After four days of search-and-rescue operations, the US Coast Guard announced on Thursday that the Titan had suffered a “catastrophic implosion”, leaving debris off the bow of the Titanic.

Five people were killed: the CEO Rush, Titanic researcher Paul-Henri Nargeolet, businessman Hamish Harding and father and son Shahzada Dawood and Suleman Dawood.

There were previous concerns about Titan’s safety

In the wake of the submersible’s initial disappearance, the magazine The New Republic reported on documents from a 2018 breach-of-contract case, wherein OceanGate sued a former employee for disclosing private information.

However, the employee, David Lochridge, said he was acting as a whistleblower to ensure the safety of OceanGate passengers and employees. In a counterclaim, Lochridge cited structural concerns, including “large tears of the carbon” from “constant pressure cycling”.

The New Republic also reported that Lochridge faced “hostility” when he requested more information about pressure test results.

Rush, OceanGate’s late CEO, had addressed questions about Titan’s safety standards in a February 2019 blog post.

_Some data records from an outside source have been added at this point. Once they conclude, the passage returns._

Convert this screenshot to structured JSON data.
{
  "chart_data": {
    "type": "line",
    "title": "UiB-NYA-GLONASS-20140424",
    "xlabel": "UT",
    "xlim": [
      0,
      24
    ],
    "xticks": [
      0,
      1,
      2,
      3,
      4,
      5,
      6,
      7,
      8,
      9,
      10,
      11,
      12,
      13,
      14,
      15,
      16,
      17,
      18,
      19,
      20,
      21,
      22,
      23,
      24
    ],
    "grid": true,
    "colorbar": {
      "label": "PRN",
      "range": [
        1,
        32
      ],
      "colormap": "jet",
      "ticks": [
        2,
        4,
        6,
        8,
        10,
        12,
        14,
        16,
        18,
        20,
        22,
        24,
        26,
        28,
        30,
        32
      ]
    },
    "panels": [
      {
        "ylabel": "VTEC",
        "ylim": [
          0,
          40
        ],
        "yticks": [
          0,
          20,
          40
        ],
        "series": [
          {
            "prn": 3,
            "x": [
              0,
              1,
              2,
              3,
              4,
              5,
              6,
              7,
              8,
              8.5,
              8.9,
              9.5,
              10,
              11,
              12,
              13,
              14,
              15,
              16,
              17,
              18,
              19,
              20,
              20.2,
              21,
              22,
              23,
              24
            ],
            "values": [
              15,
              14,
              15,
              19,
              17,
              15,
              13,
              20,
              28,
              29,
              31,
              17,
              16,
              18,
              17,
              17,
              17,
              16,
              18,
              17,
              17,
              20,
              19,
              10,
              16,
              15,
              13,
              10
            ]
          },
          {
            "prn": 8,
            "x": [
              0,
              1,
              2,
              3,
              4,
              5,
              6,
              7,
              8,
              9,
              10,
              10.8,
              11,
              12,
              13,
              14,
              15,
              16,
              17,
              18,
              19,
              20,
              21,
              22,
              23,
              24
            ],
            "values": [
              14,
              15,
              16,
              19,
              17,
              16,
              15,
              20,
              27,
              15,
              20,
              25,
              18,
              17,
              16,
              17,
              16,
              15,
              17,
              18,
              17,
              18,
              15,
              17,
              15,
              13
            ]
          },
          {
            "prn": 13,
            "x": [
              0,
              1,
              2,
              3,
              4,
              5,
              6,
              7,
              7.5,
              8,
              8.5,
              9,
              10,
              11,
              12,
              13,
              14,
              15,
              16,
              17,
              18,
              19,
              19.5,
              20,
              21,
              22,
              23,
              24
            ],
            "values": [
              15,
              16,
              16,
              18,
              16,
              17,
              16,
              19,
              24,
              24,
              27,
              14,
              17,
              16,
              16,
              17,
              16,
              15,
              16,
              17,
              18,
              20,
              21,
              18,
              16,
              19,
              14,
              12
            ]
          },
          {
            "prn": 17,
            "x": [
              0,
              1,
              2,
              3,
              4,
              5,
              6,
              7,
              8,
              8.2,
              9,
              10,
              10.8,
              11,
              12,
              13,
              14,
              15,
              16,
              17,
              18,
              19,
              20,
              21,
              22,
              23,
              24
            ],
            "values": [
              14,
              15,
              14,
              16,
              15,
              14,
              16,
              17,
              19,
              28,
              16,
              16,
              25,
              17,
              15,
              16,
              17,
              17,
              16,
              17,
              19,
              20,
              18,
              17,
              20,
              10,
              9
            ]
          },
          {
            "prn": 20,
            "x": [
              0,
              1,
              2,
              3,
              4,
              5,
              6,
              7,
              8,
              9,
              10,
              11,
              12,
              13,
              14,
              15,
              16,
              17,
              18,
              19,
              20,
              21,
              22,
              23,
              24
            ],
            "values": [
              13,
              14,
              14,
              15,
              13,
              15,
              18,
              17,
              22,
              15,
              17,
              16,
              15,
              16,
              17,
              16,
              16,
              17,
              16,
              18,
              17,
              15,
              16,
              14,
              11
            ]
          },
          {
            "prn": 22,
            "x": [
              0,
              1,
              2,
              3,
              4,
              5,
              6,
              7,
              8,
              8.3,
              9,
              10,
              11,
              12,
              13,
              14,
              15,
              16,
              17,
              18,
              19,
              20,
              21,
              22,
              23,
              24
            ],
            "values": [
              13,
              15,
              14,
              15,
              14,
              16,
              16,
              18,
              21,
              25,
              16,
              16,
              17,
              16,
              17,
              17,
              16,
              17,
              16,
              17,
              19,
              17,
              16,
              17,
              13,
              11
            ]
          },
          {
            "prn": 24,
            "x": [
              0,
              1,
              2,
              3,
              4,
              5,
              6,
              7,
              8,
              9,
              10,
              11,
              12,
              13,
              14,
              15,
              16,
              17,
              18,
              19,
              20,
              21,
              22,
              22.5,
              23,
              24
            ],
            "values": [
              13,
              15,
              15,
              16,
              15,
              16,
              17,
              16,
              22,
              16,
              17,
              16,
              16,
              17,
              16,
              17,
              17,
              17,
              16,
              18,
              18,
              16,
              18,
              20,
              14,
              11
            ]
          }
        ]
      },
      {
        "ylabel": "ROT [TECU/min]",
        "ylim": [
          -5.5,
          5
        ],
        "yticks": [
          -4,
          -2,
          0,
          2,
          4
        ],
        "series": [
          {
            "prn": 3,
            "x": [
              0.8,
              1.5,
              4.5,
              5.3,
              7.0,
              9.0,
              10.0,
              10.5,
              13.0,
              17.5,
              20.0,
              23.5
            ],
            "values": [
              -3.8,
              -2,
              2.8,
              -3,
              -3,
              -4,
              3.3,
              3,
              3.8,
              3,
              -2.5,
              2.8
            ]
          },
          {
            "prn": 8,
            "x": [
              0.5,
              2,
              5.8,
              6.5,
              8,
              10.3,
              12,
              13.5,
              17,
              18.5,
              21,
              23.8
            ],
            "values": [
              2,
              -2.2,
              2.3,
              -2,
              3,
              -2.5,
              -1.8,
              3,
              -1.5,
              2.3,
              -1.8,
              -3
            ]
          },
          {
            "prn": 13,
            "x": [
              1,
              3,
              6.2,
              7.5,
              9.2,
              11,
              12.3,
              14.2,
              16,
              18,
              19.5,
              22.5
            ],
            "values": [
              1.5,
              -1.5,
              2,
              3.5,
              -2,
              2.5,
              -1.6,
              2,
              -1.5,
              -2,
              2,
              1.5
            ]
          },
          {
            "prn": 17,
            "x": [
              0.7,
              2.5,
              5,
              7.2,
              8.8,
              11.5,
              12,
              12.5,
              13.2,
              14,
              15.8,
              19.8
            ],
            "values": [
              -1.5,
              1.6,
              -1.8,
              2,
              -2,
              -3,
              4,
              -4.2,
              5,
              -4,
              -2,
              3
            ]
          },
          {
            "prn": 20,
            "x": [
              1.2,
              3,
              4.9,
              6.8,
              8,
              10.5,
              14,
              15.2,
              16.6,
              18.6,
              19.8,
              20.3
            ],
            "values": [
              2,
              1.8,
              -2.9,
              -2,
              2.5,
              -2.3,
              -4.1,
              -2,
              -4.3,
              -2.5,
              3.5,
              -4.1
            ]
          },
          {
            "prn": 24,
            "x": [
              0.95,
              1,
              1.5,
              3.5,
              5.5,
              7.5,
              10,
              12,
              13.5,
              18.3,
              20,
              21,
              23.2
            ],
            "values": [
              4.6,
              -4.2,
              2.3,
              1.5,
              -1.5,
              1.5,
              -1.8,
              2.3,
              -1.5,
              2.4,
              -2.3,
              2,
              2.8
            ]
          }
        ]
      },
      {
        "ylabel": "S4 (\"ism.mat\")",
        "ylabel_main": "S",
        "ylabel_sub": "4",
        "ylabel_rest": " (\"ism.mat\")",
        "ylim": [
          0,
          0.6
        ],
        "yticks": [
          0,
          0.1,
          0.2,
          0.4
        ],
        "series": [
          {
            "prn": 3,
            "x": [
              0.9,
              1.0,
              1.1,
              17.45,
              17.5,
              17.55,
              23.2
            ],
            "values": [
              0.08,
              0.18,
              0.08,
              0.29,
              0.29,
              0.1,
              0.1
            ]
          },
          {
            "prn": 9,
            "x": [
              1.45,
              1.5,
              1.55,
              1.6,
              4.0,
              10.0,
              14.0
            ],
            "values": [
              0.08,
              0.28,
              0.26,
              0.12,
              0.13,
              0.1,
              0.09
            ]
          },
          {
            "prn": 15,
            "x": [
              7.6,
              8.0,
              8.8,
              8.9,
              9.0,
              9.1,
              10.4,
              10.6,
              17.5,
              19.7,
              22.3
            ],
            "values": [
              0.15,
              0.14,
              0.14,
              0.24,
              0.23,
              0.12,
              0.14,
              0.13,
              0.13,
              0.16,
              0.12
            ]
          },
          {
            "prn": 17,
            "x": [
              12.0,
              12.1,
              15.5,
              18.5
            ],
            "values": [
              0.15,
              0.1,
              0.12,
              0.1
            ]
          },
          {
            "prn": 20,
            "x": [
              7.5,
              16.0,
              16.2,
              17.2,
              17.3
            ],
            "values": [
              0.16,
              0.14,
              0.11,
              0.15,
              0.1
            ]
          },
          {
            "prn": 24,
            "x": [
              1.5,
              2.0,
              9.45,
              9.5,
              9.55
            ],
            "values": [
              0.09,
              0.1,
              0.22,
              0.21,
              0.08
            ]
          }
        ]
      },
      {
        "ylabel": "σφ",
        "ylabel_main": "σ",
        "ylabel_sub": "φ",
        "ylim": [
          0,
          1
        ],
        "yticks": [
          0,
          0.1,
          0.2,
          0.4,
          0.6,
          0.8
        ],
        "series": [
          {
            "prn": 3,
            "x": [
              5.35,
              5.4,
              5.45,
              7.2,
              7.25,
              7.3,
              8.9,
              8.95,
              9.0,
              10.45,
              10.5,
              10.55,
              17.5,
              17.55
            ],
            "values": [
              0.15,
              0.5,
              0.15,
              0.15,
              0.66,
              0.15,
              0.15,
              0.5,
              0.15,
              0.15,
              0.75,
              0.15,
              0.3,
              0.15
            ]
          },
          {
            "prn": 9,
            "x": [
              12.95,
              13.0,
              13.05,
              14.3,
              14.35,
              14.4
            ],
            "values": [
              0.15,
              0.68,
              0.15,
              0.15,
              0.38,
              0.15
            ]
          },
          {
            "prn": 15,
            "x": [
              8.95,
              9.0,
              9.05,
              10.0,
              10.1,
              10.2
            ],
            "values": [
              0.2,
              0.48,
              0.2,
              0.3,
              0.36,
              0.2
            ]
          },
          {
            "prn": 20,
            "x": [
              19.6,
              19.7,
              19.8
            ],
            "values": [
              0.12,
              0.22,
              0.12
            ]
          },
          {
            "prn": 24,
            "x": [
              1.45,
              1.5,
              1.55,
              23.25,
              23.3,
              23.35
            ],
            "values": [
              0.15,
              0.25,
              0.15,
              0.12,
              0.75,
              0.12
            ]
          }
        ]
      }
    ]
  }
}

In it, Rush objected to additional safety standards and regulations for deep-sea travel, calling it a hurdle to technological advancement.

“Bringing an outside entity up to speed on every innovation before it is put into real-world testing is anathema to rapid innovation,” Rush had said. He denounced the process of “bringing in outsiders who need to first be educated before being qualified to ‘validate’ any innovations”.

Titan implosion could prompt regulation

Salvatore Mercogliano, a history professor at Campbell University in North Carolina, believes the Titan disaster may be a turning point in deep-sea regulation.

“We don’t quite have [safety standards] yet with submersibles,” Mercogliano told The Associated Press. “But I do think that one of the long-lasting implications of this disaster may be seeing that happen.”

Just like the Titanic disaster led to regulations requiring adequate lifeboats for all passengers, Mercogliano speculated the Titan implosion could likewise lead to heightened standards.

Right now, he said, deep-sea adventures like the Titan voyage are less regulated than commercial trips to space. That, in part, is because they take place in international waters, outside of the legal authority of countries like the US.

In addition, the submersible itself is towed to the exploration site, meaning that — even if it passes through US or Canadian water — it is considered cargo, not subject to the same stringent regulations that the boat carrying it might.

“There’ll be a time when you won’t think twice about getting on a submersible and going down 13,000ft,” Mercogliano said. “But we’re not there yet.”